Because when I think about Christmas, I think about Creation. I think about a creator God who created light from an eternal darkness just by opening His mouth. I think about six days and all living things under Heaven and it being good. “It was good.”
But then I think about the fall. I think about how the finite created thought that they knew better than the infinite Creator and how they gave up paradise to know evil. The knowledge of good and evil sounded great, until they learned knowing evil meant experiencing evil. I think about self indulgence and overpowering, rotting filth that needed to be washed away by a cleansing flood of righteous judgment. I think about a promise marked by a rainbow of “never again”. I think about promises made and promises kept.
I think about a futile, human attempt to reach Heaven through the construction of a great tower. I think about how this prideful attempt at self deification led to the creation of people groups, of languages, and with it, the need to reach the nations. The need for missions. And how the very first verse of the very next chapter in the story of humanity records God’s sovereign plan for reaching the nations and for bringing them back to himself. And in that, I see an invitation to join Him on His mission.
I think about a long and rich history of sin and forgiveness and rebellion and reconciliation, bookended by a 400 year long captivity in Egypt and a 400 year long silence.
But then, as a newborn’s cry blended with the braying of donkeys and the bleating of sheep, God spoke again. I think about angelic proclamations that go something like this:
“Do not be afraid. I bring you good news that will cause great joy for all the people. Today in the town of David a Savior has been born to you; he is the Messiah, the Lord. This will be a sign to you: You will find a baby wrapped in cloths and lying in a manger… Glory to God in the highest heaven, and on earth peace to those on whom his favor rests.”
I think about a perfect life followed by an atoning death followed by a victorious resurrection and how with the lash of a whip, the pounding of a hammer, the tearing of The Veil, and the echo of a once again empty tomb paradise lost became paradise restored.
I think about a call to action. To go and make disciples. To take the Gospel to Jerusalem first, and then to Judea and Samaria the ends of the earth. And I think about a promise.
He’s coming back.
And it’s these things that I think about. Christmas isn’t just December 25th.
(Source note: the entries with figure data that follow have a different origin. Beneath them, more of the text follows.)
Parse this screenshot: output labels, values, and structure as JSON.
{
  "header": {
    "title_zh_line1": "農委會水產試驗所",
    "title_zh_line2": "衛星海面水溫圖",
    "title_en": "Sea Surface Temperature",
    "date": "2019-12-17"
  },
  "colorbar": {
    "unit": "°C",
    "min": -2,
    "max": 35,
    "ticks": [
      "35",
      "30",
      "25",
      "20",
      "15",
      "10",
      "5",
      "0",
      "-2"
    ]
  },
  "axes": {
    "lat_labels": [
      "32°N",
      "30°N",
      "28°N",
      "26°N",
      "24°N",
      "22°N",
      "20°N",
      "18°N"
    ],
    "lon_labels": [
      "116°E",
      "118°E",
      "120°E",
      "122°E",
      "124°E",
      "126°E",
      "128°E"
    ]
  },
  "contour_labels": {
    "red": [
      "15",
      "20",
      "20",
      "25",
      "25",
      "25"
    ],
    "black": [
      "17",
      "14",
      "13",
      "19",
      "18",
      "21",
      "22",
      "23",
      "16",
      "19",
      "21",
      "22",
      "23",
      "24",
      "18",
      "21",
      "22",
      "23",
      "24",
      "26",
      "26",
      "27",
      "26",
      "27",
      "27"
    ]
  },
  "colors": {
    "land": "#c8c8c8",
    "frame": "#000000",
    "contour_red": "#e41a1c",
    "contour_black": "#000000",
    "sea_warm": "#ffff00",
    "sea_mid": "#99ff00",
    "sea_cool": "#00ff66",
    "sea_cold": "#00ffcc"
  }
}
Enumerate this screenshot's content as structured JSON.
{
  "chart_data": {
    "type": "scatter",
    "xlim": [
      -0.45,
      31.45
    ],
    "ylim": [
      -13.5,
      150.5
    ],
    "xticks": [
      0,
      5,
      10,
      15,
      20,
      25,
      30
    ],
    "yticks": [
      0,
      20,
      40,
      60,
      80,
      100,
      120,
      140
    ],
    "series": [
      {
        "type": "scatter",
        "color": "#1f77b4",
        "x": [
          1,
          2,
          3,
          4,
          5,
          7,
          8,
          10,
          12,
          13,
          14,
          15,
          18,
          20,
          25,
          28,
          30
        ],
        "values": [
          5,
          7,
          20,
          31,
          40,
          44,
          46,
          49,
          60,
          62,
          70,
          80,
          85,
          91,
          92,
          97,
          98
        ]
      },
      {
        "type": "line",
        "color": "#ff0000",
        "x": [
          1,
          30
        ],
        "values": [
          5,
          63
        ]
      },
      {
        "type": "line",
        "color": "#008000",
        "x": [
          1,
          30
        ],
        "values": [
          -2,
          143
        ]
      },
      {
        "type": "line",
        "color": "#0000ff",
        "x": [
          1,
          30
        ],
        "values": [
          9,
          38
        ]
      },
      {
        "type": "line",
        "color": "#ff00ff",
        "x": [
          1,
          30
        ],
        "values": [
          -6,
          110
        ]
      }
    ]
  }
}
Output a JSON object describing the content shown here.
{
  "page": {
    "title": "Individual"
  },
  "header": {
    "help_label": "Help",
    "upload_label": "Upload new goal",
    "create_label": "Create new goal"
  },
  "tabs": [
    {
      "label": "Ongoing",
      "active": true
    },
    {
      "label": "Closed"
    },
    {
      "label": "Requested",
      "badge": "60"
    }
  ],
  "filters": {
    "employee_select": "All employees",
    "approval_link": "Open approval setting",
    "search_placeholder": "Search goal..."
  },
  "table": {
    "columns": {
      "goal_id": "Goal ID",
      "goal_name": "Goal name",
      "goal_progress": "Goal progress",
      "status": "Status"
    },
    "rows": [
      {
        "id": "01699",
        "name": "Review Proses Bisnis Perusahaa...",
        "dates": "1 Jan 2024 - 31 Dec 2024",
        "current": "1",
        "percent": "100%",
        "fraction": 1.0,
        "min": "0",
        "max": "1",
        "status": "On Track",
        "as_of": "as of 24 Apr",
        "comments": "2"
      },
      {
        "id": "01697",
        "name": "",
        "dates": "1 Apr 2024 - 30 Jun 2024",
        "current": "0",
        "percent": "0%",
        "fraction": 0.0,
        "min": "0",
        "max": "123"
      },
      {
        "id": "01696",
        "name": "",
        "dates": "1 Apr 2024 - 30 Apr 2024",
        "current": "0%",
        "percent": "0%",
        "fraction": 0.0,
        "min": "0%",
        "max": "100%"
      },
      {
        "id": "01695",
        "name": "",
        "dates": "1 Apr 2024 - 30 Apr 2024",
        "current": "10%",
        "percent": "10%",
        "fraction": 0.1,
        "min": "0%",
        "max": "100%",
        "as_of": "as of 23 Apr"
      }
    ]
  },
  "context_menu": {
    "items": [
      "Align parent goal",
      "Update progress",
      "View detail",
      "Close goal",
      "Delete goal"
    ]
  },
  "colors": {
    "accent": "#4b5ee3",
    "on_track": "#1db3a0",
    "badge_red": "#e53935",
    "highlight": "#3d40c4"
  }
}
Its Genesis to Revelation.
This is why I pack shoeboxes, and this is what I pack inside shoeboxes. Because a little cardboard box takes not just toothbrushes and match box cars and erasers, but this message, the message of Christmas, to Judea and Samaria and to the ends of the earth.
This is the Christmas that I celebrate on a daily basis. Emmanuel. God with us. In us. And something this great, that I meditate on day and night, becomes more than what defines my thoughts. It defines me.
Good News. Great Joy.
I wouldn’t want to be defined by anything, or anyone, else.